Markets got a boost in recent days after US President Donald Trump said he wouldn’t use force to gain control of Greenland, and walked back threats to impose tariffs on European nations opposing his efforts to take possession of the island. Still, government bonds have been under pressure for much of the week, hurt by a steep, fiscally driven selloff in the Japanese debt market, and fears of the Greenland situation escalating.

Rising all-in yields for corporate bonds off volatility in rates attracted buyers this week, according to Mikkelsen. In credit’s favor, the economic environment looks “very favorable,” he added.

Meta Platforms Inc, (META) which raised $30 billion in a single debt sale in October, reports earnings next week. Chief Executive Officer Mark Zuckerberg has said the company will spend hundreds of billions of dollars over the next decade on data centers and other AI infrastructure.

Research firm Gartner Inc. forecast worldwide spending on AI to climb to $2.5 trillion in 2026, an increase of 44% over last year, in a note earlier this month.

TD’s Mikkelsen forecasts there could be $500 billion of AI-related issuance this year alone, and that may push US investment-grade debt offerings to $2.1 trillion or higher.
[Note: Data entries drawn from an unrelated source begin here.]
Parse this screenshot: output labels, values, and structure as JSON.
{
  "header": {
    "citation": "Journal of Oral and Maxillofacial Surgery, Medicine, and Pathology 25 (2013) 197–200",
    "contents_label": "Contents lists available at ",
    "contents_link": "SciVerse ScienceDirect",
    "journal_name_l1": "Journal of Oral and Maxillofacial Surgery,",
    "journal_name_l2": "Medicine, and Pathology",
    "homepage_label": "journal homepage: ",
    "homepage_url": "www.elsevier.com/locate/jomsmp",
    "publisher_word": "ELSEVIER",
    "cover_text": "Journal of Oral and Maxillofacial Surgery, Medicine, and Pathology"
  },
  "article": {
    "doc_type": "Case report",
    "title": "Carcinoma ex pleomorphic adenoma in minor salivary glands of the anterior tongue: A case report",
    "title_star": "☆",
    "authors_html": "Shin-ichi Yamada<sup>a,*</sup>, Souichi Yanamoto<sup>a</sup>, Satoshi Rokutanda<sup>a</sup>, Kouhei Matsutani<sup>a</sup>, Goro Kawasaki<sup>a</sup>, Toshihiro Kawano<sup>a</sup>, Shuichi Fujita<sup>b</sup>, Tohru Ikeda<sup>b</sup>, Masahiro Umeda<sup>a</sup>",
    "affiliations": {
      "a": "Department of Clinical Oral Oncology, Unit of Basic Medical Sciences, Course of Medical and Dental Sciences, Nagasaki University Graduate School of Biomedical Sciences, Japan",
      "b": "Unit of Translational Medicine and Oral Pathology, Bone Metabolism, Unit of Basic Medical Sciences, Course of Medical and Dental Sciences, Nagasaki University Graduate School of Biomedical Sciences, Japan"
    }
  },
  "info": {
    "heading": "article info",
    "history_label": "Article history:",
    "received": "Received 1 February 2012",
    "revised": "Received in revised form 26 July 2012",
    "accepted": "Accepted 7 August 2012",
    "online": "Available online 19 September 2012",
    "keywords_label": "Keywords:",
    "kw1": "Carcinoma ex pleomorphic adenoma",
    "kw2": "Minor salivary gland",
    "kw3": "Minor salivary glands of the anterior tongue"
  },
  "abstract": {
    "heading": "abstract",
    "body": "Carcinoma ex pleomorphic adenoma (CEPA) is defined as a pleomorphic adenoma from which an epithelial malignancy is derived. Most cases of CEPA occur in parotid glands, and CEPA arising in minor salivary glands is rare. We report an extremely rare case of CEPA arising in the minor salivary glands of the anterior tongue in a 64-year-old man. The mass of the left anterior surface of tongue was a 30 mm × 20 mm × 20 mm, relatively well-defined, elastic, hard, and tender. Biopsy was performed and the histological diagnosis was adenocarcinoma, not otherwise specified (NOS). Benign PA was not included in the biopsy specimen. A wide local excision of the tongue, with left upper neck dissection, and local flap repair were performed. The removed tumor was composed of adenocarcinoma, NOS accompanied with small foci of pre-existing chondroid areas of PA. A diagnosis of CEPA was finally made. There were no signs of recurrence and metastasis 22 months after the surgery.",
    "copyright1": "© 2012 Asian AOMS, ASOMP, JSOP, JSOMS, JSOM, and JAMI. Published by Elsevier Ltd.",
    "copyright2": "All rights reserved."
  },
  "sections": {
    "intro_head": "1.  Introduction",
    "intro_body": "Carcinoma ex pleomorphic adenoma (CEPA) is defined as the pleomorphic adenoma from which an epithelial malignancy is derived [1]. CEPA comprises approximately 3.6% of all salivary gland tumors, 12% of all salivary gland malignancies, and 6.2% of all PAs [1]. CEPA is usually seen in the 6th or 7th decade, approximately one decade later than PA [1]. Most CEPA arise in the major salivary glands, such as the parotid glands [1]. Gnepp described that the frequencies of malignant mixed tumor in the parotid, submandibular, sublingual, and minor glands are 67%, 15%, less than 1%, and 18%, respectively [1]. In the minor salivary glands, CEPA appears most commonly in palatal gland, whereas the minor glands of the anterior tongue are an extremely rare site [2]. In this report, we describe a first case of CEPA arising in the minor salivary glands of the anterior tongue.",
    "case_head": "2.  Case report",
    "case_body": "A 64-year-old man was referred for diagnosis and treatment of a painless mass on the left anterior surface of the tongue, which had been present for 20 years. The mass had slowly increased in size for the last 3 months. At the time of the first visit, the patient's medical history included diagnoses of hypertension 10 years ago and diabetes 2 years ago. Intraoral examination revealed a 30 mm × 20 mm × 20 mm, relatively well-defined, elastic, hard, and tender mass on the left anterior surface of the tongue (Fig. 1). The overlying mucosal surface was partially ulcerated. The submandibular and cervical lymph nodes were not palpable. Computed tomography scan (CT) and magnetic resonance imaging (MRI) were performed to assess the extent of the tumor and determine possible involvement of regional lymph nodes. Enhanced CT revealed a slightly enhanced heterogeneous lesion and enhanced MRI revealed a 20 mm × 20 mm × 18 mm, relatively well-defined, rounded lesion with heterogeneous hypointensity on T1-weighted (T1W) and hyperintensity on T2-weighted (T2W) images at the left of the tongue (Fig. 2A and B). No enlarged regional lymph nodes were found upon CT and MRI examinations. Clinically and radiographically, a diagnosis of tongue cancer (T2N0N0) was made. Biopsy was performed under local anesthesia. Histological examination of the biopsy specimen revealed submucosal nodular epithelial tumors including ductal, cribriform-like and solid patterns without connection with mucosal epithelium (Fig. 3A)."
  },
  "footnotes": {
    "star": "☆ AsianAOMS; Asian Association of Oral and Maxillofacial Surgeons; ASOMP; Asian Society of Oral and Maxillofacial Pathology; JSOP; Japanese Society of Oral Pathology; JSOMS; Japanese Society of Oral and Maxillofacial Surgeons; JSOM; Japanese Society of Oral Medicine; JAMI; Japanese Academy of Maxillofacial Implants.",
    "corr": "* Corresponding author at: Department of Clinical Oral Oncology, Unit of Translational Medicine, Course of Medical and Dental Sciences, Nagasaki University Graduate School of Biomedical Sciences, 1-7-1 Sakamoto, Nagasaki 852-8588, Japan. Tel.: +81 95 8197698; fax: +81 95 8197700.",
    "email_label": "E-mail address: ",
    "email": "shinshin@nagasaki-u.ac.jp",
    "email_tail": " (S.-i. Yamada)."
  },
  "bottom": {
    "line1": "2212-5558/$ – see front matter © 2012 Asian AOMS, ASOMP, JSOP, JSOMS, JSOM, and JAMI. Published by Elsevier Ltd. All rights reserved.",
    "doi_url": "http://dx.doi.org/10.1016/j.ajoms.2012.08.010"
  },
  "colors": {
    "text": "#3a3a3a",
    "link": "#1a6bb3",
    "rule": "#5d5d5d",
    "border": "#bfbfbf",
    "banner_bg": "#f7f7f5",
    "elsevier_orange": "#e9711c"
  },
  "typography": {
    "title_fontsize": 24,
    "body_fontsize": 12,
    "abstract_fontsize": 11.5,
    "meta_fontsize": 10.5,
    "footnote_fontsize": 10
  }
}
Weaker demand for US corporate debt from foreign buyers as dedollarization pushes ahead will likely hurt spreads, he added.

Lower spreads isn’t a phenomenon limited to the US. Yield premiums on global corporate debt across currencies and ratings fell below one percentage point for the first time since 2007 on Thursday, according to a Bloomberg gauge, while spreads on Asian investment-grade dollar notes touched a record low.

Issuance in the US high-grade market is already off to a hot start, with companies selling about $170 billion of notes so far this month, up 13% from a year ago, according to data compiled by Bloomberg.

“There’s going be more issuance coming through the investment-grade market, which probably also means that you have some room for spreads to move wider,” Edwin Wilches, co-head of securitized products at PGIM, said in an interview this week. There is “a bit of a January effect in spreads,” he said, a term often used in the stock market to refer to higher prices at start of year.